あの日の矢飛び
今年弓を再開してから良く昔の矢飛びを思い出す
一燈斎を引いていた高校生の頃、一度だけ的前で神速の矢を飛ばしたことがある。
外れたけどね。
裏ぞりの無いヘタった弓に羽もづるづるの2015ジュラ矢をつがえ、
放たれた矢はまだ離れの感触を残しているうちに安土にとどいた。
まっすぐな飛びはない。的に襲いかかるグオーという軌道をえがく。
あれだけの矢を飛ばせたのが今でも不思議。
弓は23キロだけど、いつも18キロくらいの矢飛びしか出なかった。
それが30キロほどの矢勢である。
すごい
やればできるじゃん、おれ
とおもったらいつ間にか高校を卒業していた。
弓の思い出は一瞬、だけど瞬間はいつまでも目に焼き付く。
不思議だけど、弓にまつわる思い出で一番よく覚えているのは矢飛びなんだよね。
何万本と引いた中でも際立ったものはちょこちょこ思い出せる。
思い出は美化されあるいは高速化され、都合の悪いことは滅却するのかもしれない。
(外した矢、はけた矢の映像も思い出せるけど、なぜか三人称視点である。
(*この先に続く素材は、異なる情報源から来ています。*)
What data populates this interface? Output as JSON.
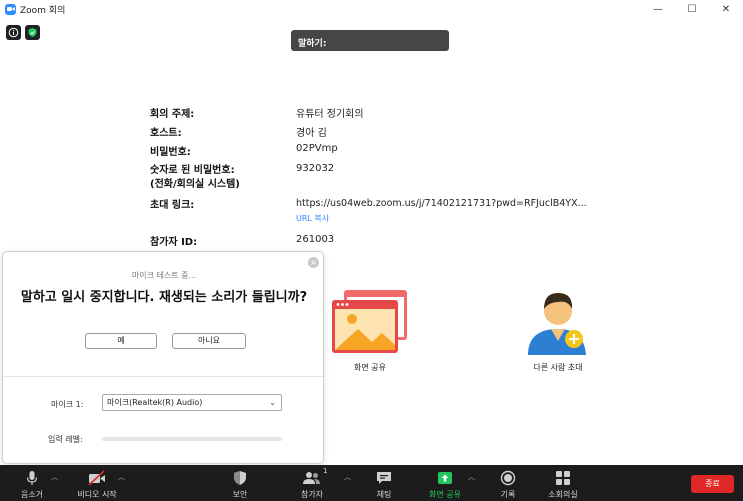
{
  "window": {
    "title": "Zoom 회의",
    "minimize": "—",
    "maximize": "☐",
    "close": "✕"
  },
  "speaking_banner": "말하기:",
  "meeting_info": {
    "topic_label": "회의 주제:",
    "topic": "유튜터 정기회의",
    "host_label": "호스트:",
    "host": "경아 김",
    "password_label": "비밀번호:",
    "password": "02PVmp",
    "numeric_password_label": "숫자로 된 비밀번호:",
    "numeric_password_label2": "(전화/회의실 시스템)",
    "numeric_password": "932032",
    "invite_link_label": "초대 링크:",
    "invite_link": "https://us04web.zoom.us/j/71402121731?pwd=RFJuclB4YX...",
    "copy_url": "URL 복사",
    "participant_id_label": "참가자 ID:",
    "participant_id": "261003"
  },
  "tiles": {
    "share_screen": "화면 공유",
    "invite_others": "다른 사람 초대"
  },
  "mic_test": {
    "close": "×",
    "subtitle": "마이크 테스트 중...",
    "question": "말하고 일시 중지합니다. 재생되는 소리가 들립니까?",
    "yes": "예",
    "no": "아니요",
    "mic_label": "마이크 1:",
    "mic_value": "마이크(Realtek(R) Audio)",
    "input_level_label": "입력 레벨:",
    "input_level": 0
  },
  "toolbar": {
    "mute": "음소거",
    "start_video": "비디오 시작",
    "security": "보안",
    "participants": "참가자",
    "participants_count": "1",
    "chat": "채팅",
    "share_screen": "화면 공유",
    "record": "기록",
    "breakout_rooms": "소회의실",
    "end": "종료"
  },
  "colors": {
    "accent": "#2d8cff",
    "share_green": "#22c55e",
    "end_red": "#e02828",
    "toolbar_bg": "#1c1c1c"
  }
}
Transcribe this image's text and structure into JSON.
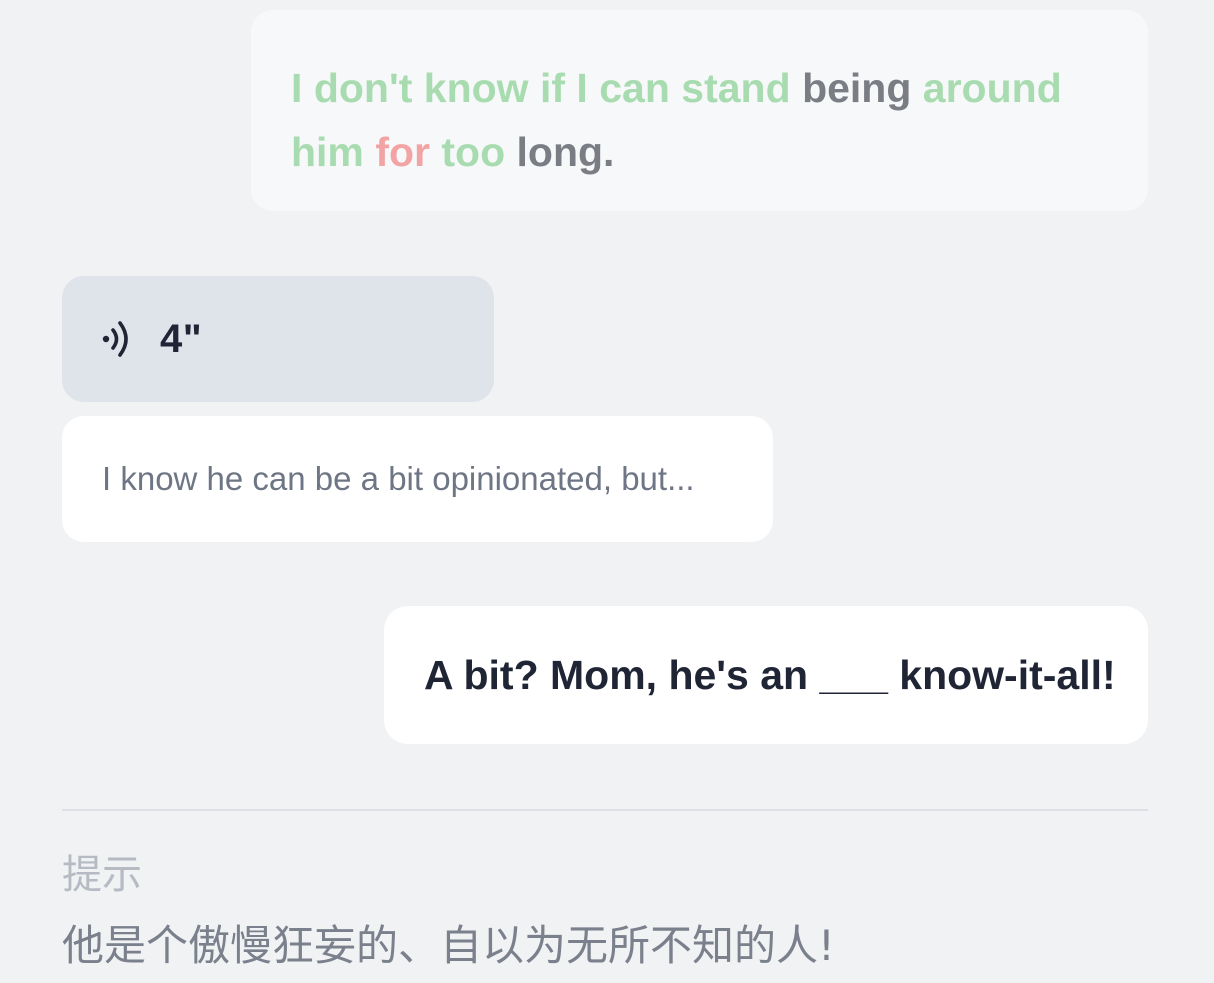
{
  "scored_sentence": {
    "words": [
      {
        "text": "I",
        "score": "good"
      },
      {
        "text": "don't",
        "score": "good"
      },
      {
        "text": "know",
        "score": "good"
      },
      {
        "text": "if",
        "score": "good"
      },
      {
        "text": "I",
        "score": "good"
      },
      {
        "text": "can",
        "score": "good"
      },
      {
        "text": "stand",
        "score": "good"
      },
      {
        "text": "being",
        "score": "ok"
      },
      {
        "text": "around",
        "score": "good"
      },
      {
        "text": "him",
        "score": "good"
      },
      {
        "text": "for",
        "score": "bad"
      },
      {
        "text": "too",
        "score": "good"
      },
      {
        "text": "long.",
        "score": "ok"
      }
    ],
    "colors": {
      "good": "#a8dcb0",
      "ok": "#7a7d84",
      "bad": "#f2a3a3"
    }
  },
  "audio": {
    "icon": "speaker-wave-icon",
    "duration": "4\""
  },
  "transcript": {
    "text": "I know he can be a bit opinionated, but..."
  },
  "question": {
    "text": "A bit? Mom, he's an ___ know-it-all!"
  },
  "hint": {
    "label": "提示",
    "text": "他是个傲慢狂妄的、自以为无所不知的人!"
  }
}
)
ただ一燈斎を執ったあのときは、自らの目で弓の深奥をのぞいた気がする。
その後はしばらくぽかんとしていた。
だから事後にぽーとする女の子の気持ち、わかる、わかるよー
非日常の体験だからね。
黙っててもわかるで、俺もそういう経験あるねん
あたらしい光景で脳内映像を更新するのだ。
弓を引くのにそれだけの理由があれば充分。
弓引くの楽しいのは矢が飛ぶからだし、
それ以上でもそれ以下でもよな。
あの日の矢飛びを思い出し、今日も弓を引く。